Like Dr. Lindsay, Dr. Seneff believes we need to immediately halt Covid vaccine campaigns. “This massive clinical trial on the general population could have devastating and irreversible effects on a huge number of people,” Seneff explains.
Despite these fertility and blood disorder concerns, the CDC panel voted last Friday to resume the use of the Johnson and Johnson vaccine. They did, however, suggest an FDA warning label be added. Their argument against halting COVID vaccination? The CDC believes the benefits outweigh the risks.
Source: Jennifer Margulis Ph.D.
Dr.
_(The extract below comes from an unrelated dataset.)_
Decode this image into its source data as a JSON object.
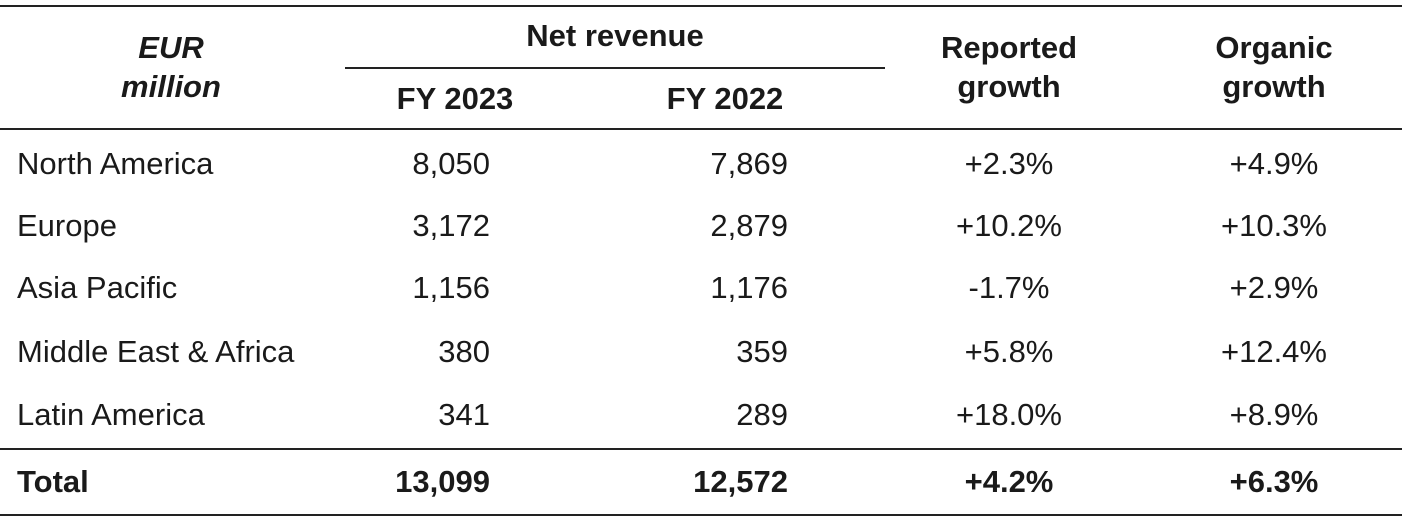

Janci Chunn Lindsay is the Director of Toxicology and Molecular Biology for Toxicology Support Services, LLC. She holds a doctorate in Biochemistry and Molecular Biology from the University of Texas Graduate School of Biomedical Sciences, M.D. Anderson Cancer Center-Houston. Dr. Lindsay has extensive experience in analyzing the molecular profile of pharmacologic responses. Her expertise centers on evaluating the complex dynamics of toxicity, such as toxicant pharmacology, exposure route, host metabolism, and subsequent cellular effects as they relate to the contribution of specific substances to impairment, health and fertility risk, and human disease.